To run this function, the current LDAP entry must be active and you must have write access to the user data. If this is the case, the program will perform the following processing:

• A list of LDAP user data will be retrieved from the LDAP server using the pattern in the Sync search filter field within the subtree defined by the Search Base field for authentication.
• For each user, the value of the user account is used. The program checks if there is an entry of the LDAP user data with this value of the LDAP attribute in which the user account has been mapped. The user account is the Authentication name if the user has LDAP authentication selected by default and if the field is not empty; otherwise, it will be the login code.
• If there is such an entry, all values of the above user instance attributes will be filled from the corresponding values of the LDAP user data attributes. Moreover, the LDAP user data entry will be marked as used and the user instance will be marked as active.
• If there is no entry of the LDAP user data for a user whose authentication is performed using this LDAP instance, it will be marked as inactive and the user cannot login anymore.

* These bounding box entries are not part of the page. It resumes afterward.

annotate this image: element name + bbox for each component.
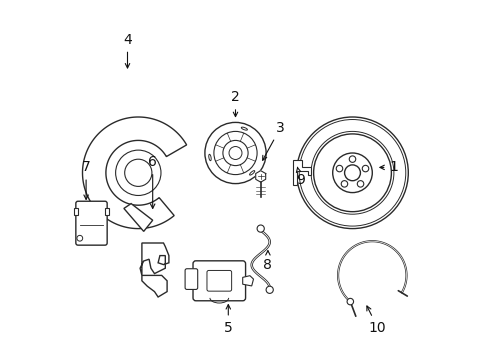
Text: 1: 1	[379, 161, 398, 174]
Circle shape	[313, 134, 390, 212]
Circle shape	[213, 131, 257, 175]
Text: 10: 10	[366, 306, 386, 334]
Text: 7: 7	[81, 161, 90, 199]
Circle shape	[223, 140, 247, 166]
Circle shape	[346, 298, 353, 305]
Circle shape	[204, 122, 265, 184]
Ellipse shape	[208, 154, 211, 161]
Circle shape	[265, 286, 273, 293]
Polygon shape	[82, 117, 186, 229]
Circle shape	[124, 159, 152, 186]
FancyBboxPatch shape	[185, 269, 197, 289]
Text: 4: 4	[123, 33, 132, 68]
FancyBboxPatch shape	[76, 201, 107, 245]
Text: 3: 3	[262, 121, 285, 160]
Circle shape	[228, 147, 242, 159]
Polygon shape	[142, 275, 167, 297]
Text: 9: 9	[295, 167, 304, 187]
Circle shape	[362, 165, 368, 172]
Ellipse shape	[249, 171, 254, 175]
Circle shape	[344, 165, 360, 181]
Circle shape	[296, 117, 407, 229]
Circle shape	[332, 153, 371, 193]
Polygon shape	[255, 171, 265, 182]
Text: 8: 8	[263, 251, 272, 271]
Bar	[105, 208, 109, 215]
Circle shape	[77, 235, 82, 241]
Polygon shape	[242, 276, 253, 286]
Text: 6: 6	[148, 155, 157, 208]
Circle shape	[257, 225, 264, 232]
Circle shape	[310, 131, 393, 214]
Circle shape	[299, 120, 405, 226]
Text: 2: 2	[231, 90, 240, 117]
Text: 5: 5	[224, 305, 232, 334]
Circle shape	[115, 150, 161, 195]
Bar	[74, 208, 78, 215]
Circle shape	[336, 165, 342, 172]
Circle shape	[341, 181, 347, 187]
Circle shape	[357, 181, 363, 187]
Polygon shape	[140, 243, 168, 275]
Polygon shape	[123, 204, 152, 231]
Ellipse shape	[241, 127, 247, 130]
Circle shape	[348, 156, 355, 162]
Polygon shape	[292, 160, 310, 185]
FancyBboxPatch shape	[193, 261, 245, 301]
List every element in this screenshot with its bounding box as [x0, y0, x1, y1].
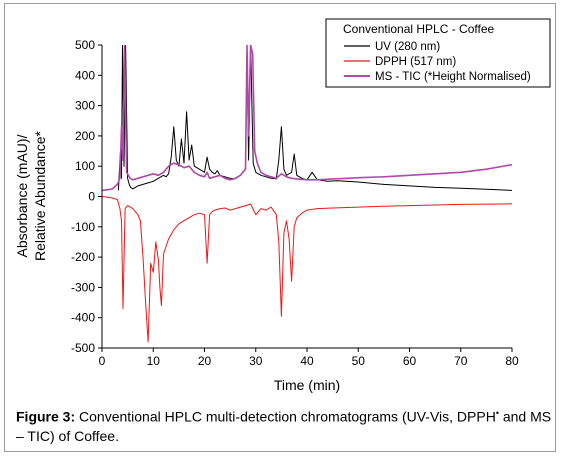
y-tick-label: 400 [75, 68, 95, 82]
y-tick-label: -300 [71, 280, 95, 294]
legend-title: Conventional HPLC - Coffee [343, 22, 495, 36]
y-tick-label: 100 [75, 159, 95, 173]
x-tick-label: 50 [352, 354, 366, 368]
y-tick-label: 300 [75, 99, 95, 113]
y-tick-label: 0 [88, 190, 95, 204]
x-tick-label: 0 [99, 354, 106, 368]
y-axis-label-line-1: Absorbance (mAU)/ [14, 134, 30, 257]
x-tick-label: 70 [454, 354, 468, 368]
caption-text-2: and MS – TIC) of Coffee. [16, 408, 552, 444]
legend-label-dpph: DPPH (517 nm) [375, 56, 456, 68]
chromatogram-chart: 0 10 20 30 40 50 60 70 80 500 400 300 200 100 0 -100 -20… [14, 18, 551, 393]
x-tick-label: 40 [300, 354, 314, 368]
series-layer [102, 45, 512, 343]
y-tick-label: -200 [71, 250, 95, 264]
figure-caption: Figure 3: Conventional HPLC multi-detect… [16, 404, 556, 446]
figure-frame [4, 3, 556, 452]
x-tick-label: 80 [505, 354, 519, 368]
y-tick-label: -400 [71, 311, 95, 325]
x-tick-label: 10 [147, 354, 161, 368]
legend: Conventional HPLC - Coffee UV (280 nm) D… [325, 18, 551, 88]
tick-layer: 0 10 20 30 40 50 60 70 80 500 400 300 200 100 0 -100 -20… [71, 38, 519, 368]
series-line-ms-tic [102, 45, 512, 192]
x-tick-label: 30 [249, 354, 263, 368]
y-axis-label-line-2: Relative Abundance* [32, 130, 48, 261]
series-line-dpph [102, 196, 512, 343]
legend-label-ms-tic: MS - TIC (*Height Normalised) [375, 71, 531, 83]
plot-area [102, 45, 512, 348]
x-axis-label: Time (min) [274, 377, 340, 393]
x-tick-label: 60 [403, 354, 417, 368]
legend-box [325, 18, 551, 88]
caption-label: Figure 3: [16, 408, 76, 425]
x-tick-label: 20 [198, 354, 212, 368]
y-tick-label: 500 [75, 38, 95, 52]
caption-text: Conventional HPLC multi-detection chroma… [79, 408, 496, 425]
y-tick-label: -500 [71, 341, 95, 355]
plot-background [102, 45, 512, 348]
y-axis-label: Absorbance (mAU)/ Relative Abundance* [14, 130, 48, 261]
legend-label-uv: UV (280 nm) [375, 41, 440, 53]
y-tick-label: 200 [75, 129, 95, 143]
y-tick-label: -100 [71, 220, 95, 234]
caption-superscript: • [495, 408, 499, 418]
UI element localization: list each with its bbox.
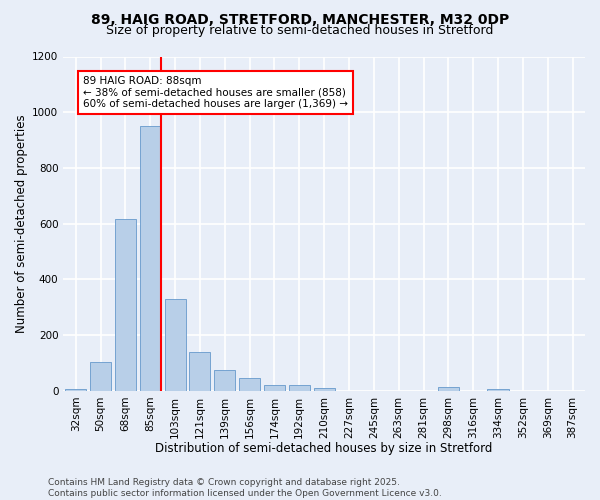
Bar <box>140 126 161 391</box>
Bar <box>65 388 86 391</box>
Bar <box>438 387 459 391</box>
Bar <box>314 388 335 391</box>
Bar <box>190 352 211 391</box>
Bar <box>90 362 111 391</box>
Bar <box>487 388 509 391</box>
Bar <box>239 378 260 391</box>
Text: Size of property relative to semi-detached houses in Stretford: Size of property relative to semi-detach… <box>106 24 494 37</box>
Text: Contains HM Land Registry data © Crown copyright and database right 2025.
Contai: Contains HM Land Registry data © Crown c… <box>48 478 442 498</box>
Bar <box>264 384 285 391</box>
Bar <box>164 299 185 391</box>
Bar <box>289 384 310 391</box>
Bar <box>115 220 136 391</box>
Bar <box>214 370 235 391</box>
X-axis label: Distribution of semi-detached houses by size in Stretford: Distribution of semi-detached houses by … <box>155 442 493 455</box>
Text: 89 HAIG ROAD: 88sqm
← 38% of semi-detached houses are smaller (858)
60% of semi-: 89 HAIG ROAD: 88sqm ← 38% of semi-detach… <box>83 76 348 109</box>
Y-axis label: Number of semi-detached properties: Number of semi-detached properties <box>15 114 28 333</box>
Text: 89, HAIG ROAD, STRETFORD, MANCHESTER, M32 0DP: 89, HAIG ROAD, STRETFORD, MANCHESTER, M3… <box>91 12 509 26</box>
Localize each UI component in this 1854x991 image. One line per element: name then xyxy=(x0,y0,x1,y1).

• At the end, there will be a loop over all LDAP user data entries which have not been marked as used. These correspond to users that still have to be created. If there is already a user whose login name is the same as the value of the authenticationName, a login name will be created as follows:
  • All instances of the user entity will be retrieved whose login name starts with the given value, then the lowest number from 1, 2, ... will be appended to the login name for which there is no user with this login name. For example, if the name is "test" and there are already users test, test0, test1, test3, testa, then 2 will be the lowest number, and test2 will be the new login name.
  • The authenticationName will not be changed because it is used for LDAP authentication. The above mechanism for existing users guarantees that user data will be updated correctly when this function is called again. If a new user has been created by another connection while the searching user entity process is in progress, there will be an error message. There is no loop that tests each possible combined user name, whether it has already been created, so that endless loops will not be possible under all circumstances.
• For the other attributes (first name, given name, mail, photo), the value in the user instance will be updated when a mapping is given and there is a value for the LDAP attribute. When the mapping is given but there is no value for the LDAP attribute, the value in the user instance will be emptied. When no mapping is given, the value in the user instance will not change.

At the end, when all users are managed, all error messages will be displayed.